Tewaaliwo eyajja okubataasa kubanga ne Sidoni kyali wala n’ekibuga ekyo, ate nga tebalina nkolagana na muntu yenna. Ekibuga kyali mu kiwonvu ekiriraanye Besulekobu. Abaddaani ne bazimba buto ekibuga ne babeera omwo.
29 En zij noemden den naam der stad Dan, naar den naam huns vaders Dan, die aan Israel geboren was; hoewel de naam dezer stad te voren Lais was.
Ekibuga ne bakikyusa erinnya okuva ku Layisi lye kyayitibwanga olubereberye ne bakituuma Ddaani, ng’erinnya lya Ddaani jjajjaabwe eyazaalibwa Isirayiri bwe lyali.

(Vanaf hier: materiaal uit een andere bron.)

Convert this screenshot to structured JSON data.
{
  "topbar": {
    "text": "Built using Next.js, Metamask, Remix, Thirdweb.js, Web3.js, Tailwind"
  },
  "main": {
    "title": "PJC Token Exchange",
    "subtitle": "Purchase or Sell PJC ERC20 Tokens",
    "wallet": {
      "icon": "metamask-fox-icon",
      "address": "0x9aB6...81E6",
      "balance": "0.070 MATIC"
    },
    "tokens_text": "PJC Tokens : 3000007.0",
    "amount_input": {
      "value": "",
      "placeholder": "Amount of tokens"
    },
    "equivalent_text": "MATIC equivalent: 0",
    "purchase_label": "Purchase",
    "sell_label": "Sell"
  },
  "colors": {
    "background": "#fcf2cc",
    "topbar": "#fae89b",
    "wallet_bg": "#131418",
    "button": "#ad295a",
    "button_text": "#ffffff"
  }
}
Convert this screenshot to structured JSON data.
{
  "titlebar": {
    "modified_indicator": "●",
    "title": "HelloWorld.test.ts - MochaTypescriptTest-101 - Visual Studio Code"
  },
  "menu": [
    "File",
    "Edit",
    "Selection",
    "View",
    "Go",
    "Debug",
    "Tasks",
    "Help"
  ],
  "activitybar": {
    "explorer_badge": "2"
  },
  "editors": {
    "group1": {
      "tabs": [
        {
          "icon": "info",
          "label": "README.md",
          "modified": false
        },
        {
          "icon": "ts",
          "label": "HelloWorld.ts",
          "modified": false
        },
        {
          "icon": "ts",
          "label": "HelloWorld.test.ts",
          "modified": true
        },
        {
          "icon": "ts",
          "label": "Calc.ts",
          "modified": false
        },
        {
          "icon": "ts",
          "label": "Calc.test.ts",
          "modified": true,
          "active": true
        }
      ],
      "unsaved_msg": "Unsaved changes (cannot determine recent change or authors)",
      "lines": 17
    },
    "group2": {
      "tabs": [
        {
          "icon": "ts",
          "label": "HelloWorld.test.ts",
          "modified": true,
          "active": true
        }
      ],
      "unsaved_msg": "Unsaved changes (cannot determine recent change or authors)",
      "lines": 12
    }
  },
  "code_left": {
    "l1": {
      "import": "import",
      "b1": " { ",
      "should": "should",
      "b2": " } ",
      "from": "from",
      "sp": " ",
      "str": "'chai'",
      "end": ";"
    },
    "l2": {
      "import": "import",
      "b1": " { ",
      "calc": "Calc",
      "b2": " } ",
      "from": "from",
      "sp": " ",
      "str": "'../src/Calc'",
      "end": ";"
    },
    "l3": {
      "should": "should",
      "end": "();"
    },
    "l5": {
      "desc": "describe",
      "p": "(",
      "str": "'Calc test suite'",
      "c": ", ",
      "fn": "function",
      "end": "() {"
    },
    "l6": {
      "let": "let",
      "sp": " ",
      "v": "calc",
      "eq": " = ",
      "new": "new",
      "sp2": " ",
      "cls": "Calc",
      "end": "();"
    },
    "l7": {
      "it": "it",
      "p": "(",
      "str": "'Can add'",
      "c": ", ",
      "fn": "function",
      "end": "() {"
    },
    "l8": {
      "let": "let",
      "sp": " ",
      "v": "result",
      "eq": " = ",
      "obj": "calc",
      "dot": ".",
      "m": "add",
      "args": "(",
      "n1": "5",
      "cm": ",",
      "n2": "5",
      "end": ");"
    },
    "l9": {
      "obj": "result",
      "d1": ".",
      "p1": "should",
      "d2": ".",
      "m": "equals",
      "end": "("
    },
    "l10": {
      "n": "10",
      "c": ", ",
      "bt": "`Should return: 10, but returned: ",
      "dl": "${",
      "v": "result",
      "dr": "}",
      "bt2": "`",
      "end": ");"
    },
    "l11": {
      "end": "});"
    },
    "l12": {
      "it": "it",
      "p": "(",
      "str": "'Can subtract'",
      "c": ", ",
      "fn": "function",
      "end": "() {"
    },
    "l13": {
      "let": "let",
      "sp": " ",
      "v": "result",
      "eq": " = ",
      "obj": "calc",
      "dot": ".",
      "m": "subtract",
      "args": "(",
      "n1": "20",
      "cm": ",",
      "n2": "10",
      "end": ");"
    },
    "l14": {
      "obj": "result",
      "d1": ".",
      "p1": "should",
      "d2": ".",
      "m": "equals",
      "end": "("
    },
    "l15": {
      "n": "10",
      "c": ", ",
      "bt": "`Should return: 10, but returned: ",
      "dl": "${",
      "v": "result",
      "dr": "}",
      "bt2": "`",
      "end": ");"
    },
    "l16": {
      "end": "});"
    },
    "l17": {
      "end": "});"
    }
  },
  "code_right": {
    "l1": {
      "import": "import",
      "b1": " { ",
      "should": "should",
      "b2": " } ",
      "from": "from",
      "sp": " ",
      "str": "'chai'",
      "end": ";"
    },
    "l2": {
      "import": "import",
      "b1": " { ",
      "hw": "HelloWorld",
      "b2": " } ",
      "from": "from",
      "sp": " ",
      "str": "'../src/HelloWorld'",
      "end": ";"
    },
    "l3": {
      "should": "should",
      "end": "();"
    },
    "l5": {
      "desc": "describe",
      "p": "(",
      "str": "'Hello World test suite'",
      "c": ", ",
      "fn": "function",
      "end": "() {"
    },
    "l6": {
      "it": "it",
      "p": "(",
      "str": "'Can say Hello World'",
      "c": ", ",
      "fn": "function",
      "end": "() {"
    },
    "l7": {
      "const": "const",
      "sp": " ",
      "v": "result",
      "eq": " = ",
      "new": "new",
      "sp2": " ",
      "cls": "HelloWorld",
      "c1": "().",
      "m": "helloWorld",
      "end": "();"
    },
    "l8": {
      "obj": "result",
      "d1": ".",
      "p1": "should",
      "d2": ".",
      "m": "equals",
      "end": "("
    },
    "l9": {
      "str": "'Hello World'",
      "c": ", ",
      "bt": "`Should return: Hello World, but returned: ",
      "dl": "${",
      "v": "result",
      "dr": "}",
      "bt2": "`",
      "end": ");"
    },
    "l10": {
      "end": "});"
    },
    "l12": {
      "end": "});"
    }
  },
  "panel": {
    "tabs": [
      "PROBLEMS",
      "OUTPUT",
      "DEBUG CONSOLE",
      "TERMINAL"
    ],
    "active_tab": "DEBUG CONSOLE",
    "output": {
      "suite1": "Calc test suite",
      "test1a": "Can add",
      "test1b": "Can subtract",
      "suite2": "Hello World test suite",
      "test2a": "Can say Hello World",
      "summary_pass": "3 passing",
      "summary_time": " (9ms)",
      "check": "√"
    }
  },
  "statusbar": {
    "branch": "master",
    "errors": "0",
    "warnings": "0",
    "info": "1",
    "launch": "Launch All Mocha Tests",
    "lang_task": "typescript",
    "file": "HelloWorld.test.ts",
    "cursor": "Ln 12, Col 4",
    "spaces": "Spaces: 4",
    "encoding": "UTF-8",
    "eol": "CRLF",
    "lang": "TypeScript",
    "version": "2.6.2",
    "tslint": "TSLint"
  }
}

30 En de kinderen van Dan richtten voor zich dat gesneden beeld op; en Jonathan, de zoon van Gersom, den zoon van Manasse, hij en zijn zonen waren priesters voor den stam der Danieten, tot den dag toe, dat het land gevankelijk is weggevoerd.
Awo abaana ba Ddaani ne beeterawo ekifaananyi ekyole, ne balonda Yonasaani mutabani wa Gerusomu, muzzukulu wa Musa, ne batabani be okuba bakabona eri ekika ky’Abadaani okutuusa ensi lwe yawambibwa.
31 Alzo stelden zij onder zich het gesneden beeld van Micha, dat hij gemaakt had, al de dagen, dat het huis Gods te Silo was.
Ne bassaawo ebifaananyi ebyole Mikka bye yali yeekoledde, ebbanga lyonna ennyumba ya Katonda we yabeerera mu Siiro.